In the digital out-of-home market, advertising value is supported by two key factors: size and location. The beauty of the blipvert technology is that a single, non-intrusive strip of light can be mounted on any building and in pretty much any size, and project images spanning the area size of a city block. The images are fleeting, but striking, prompting viewers to stop, engage with the visual and share the experience.
ECHO’s incredibly small footprint can basically lower planning permission barriers and unlock a vast amount of new, high value advertising space. The best part, from a creative point of view, is that it attracts a type of viewer engagement that is completely unreachable through traditional screen media.
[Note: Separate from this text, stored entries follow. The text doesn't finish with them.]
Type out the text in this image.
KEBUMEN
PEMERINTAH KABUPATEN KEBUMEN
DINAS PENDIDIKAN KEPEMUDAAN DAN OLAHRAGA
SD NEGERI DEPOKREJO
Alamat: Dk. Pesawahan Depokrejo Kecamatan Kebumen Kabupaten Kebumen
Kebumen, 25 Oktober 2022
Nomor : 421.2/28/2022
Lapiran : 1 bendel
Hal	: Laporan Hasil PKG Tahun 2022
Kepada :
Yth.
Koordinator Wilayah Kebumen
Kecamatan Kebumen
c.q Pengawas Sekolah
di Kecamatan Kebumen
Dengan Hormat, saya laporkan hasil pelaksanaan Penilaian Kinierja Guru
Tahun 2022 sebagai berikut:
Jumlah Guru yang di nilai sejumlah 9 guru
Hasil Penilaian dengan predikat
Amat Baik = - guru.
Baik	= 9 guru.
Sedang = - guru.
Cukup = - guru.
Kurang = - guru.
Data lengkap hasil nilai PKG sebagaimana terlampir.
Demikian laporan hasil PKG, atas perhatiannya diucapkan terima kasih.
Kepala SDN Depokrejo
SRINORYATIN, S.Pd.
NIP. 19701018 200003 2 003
Daniel Siden, CEO of Lightvert Ltd explains: “Traditional billboards and large scale LED screens in built-up environments are expensive and it is increasingly challenging to leverage new real estate in crowded urban spaces such as New York’s Times Square and London’s Piccadilly Circus. ECHO provides a new way for brands to rise above the noise of street level advertising and engage with audiences on an unprecedented scale”.
“This is exciting. Technology that frees up the mind to new creative possibilities has to be a good thing,” says Simon Dicketts, Executive Creative Director of M&C Saatchi.
But don’t think for a second that the blipvert technology will benefit advertisers and real estate businesses only. Artists can also look at this method of visual display to explore new dimensions and gain exposure where otherwise it would be impossible to exhibit full scale traditional art works.
Chris Levine set the standard, and it’s always a pleasure to see his poetic renditions of the Queen, Kate Moss, Grace Jones and other icons of the 20th and 21st century, as they flicker across the night sky when we look away.
We look forward to a brighter future. We welcome breaking out of the conventional dimensions and projecting artworks and compelling imagery from the side of sky scrapers, for all the world to see in a new format and part of a new experience.
Cities will come to life, smartphones will be wiggled in order to capture these beautiful images, and consumers will find their senses tickled by this new and exciting display method. And, as far as ECHO is concerned, early adopting will open new doors into advertising and artistic expression.
Chris Levine is a celebrated light artist best known for his candid portrait of Her Royal Majesty Queen Elizabeth II, on the anniversary of 800 years of Jersey’s allegiance to the Crown. Equally popular and highly acclaimed are his lenticular portraits of music legend Grace Jones, fashion icon Kate Moss and His Holiness the 14th Dalai Lama, among others.
Most recently, Chris Levine has developed his iy_project into a spectacular and immersive light and sound experience, best seen at Wonderfuit in Thailand, the David Bowie tribute at Glastonbury last year, Hastings Pier and Eden Project in Cornwall. And 2017 is only just getting started.